You should probably try something like this (I've now tested it on the sample data you provided):
#!/usr/bin/ruby
class A_splitter
Title = /^[A-Z]+[^a-z]*$/
Byline = /^BY /
Number = /^\d*$/
Blank_line = /^ *$/
attr_accessor :recent_lines,:in_references,:source_glob,:destination_path,:seen_in_last_file
def initialize(src_glob,dst_path=nil)
@recent_lines = []
@seen_in_last_file = {}
@in_references = false
@source_glob = src_glob
@destination_path = dst_path
@destination = STDOUT
@buffer = []
split_em
end
def split_here
if destination_path
@destination.close if @destination
@destination = nil
else
print "------------SPLIT HERE------------\n"
end
print recent_lines.shift
@in_references = false
end
def at_page_break
((recent_lines[0] =~ Title and recent_lines[1] =~ Blank_line and recent_lines[2] =~ Number) or
(recent_lines[0] =~ Number and recent_lines[1] =~ Blank_line and recent_lines[2] =~ Title))
end
def print(*args)
(@destination || @buffer) << args
end
def split_em
Dir.glob(source_glob).sort.each { |filename|
if destination_path
@destination.close if @destination
@destination = File.open(File.join(@destination_path,filename),'w')
print @buffer
@buffer.clear
end
in_header = true
File.foreach(filename) { |line|
line.gsub!(/\f/,'')
if in_header and seen_in_last_file[line]
#skip it
else
seen_in_last_file.clear if in_header
in_header = false
recent_lines << line
seen_in_last_file[line] = true
end
3.times {recent_lines.shift} if at_page_break
if recent_lines[0] =~ Title and recent_lines[1] =~ Byline
split_here
elsif in_references and recent_lines[0] =~ Title and recent_lines[0] !~ /\d/
split_here
elsif recent_lines.length > 4
@in_references ||= recent_lines[0] =~ /^REFERENCES *$/
print recent_lines.shift
end
}
}
print recent_lines
@destination.close if @destination
end
end
A_splitter.new('bul_*_*_*.txt','test_dir')

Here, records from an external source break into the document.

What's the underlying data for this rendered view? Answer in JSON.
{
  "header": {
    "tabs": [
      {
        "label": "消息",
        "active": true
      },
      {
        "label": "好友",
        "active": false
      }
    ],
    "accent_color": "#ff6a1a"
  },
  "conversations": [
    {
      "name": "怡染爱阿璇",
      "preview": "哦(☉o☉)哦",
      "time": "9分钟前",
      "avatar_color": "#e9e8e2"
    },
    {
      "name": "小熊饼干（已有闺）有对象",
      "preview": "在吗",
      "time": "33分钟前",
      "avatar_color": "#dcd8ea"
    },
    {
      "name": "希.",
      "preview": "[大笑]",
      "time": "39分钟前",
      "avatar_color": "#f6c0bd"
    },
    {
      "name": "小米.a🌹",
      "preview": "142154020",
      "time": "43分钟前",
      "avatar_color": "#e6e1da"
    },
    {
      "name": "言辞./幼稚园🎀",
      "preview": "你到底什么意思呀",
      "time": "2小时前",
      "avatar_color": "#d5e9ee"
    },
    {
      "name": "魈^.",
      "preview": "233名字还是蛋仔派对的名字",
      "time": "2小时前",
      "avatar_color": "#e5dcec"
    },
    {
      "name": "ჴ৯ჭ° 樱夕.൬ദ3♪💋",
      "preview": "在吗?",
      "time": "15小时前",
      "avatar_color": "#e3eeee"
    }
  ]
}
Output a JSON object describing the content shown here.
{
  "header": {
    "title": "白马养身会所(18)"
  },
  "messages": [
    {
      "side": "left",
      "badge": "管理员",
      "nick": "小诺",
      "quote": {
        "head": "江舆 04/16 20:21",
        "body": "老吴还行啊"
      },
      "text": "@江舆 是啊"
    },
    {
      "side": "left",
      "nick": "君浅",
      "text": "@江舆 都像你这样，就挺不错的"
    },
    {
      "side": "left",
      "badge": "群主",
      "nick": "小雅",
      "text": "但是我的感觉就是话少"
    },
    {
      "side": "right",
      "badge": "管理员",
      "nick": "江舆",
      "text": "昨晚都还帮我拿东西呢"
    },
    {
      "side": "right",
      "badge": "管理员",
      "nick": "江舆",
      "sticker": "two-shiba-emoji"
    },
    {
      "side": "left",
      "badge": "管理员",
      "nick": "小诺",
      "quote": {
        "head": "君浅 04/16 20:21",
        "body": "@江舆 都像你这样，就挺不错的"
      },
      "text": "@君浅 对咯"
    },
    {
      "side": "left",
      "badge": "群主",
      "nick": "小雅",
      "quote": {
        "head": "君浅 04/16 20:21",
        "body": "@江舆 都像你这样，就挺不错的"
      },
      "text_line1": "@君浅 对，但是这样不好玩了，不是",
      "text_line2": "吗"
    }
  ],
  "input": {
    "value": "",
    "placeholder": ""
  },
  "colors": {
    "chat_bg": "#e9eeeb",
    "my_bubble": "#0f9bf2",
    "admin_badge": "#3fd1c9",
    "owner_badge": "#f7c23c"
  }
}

Basically, run through the files in order, and within each file run through the lines in order, omitting from each file the lines that were present in the preceding file and printing the rest to STDOUT (from which it can be piped) unless a destination director is specified (called 'test_dir' in the example see the last line) in which case files are created in the specified directory with the same name as the file which contained the bulk of their contents.
It also removes the page-break sections (journal title, author, and page number).
It does two split tests:
- a test on the title/byline pair
- a test on the first title-line after a reference section
(it should be obvious how to add tests for additional split-points).
Retained for posterity:
If you don't specify a destination directory it simply puts a split-here line in the output stream at the split point. This should make it easier for testing (you can just less
the output) and when you want them in individual files just pipe it to csplit
(e.g. with
csplit -f abstracts - '---SPLIT HERE---' '{*}'
or something) to cut it up.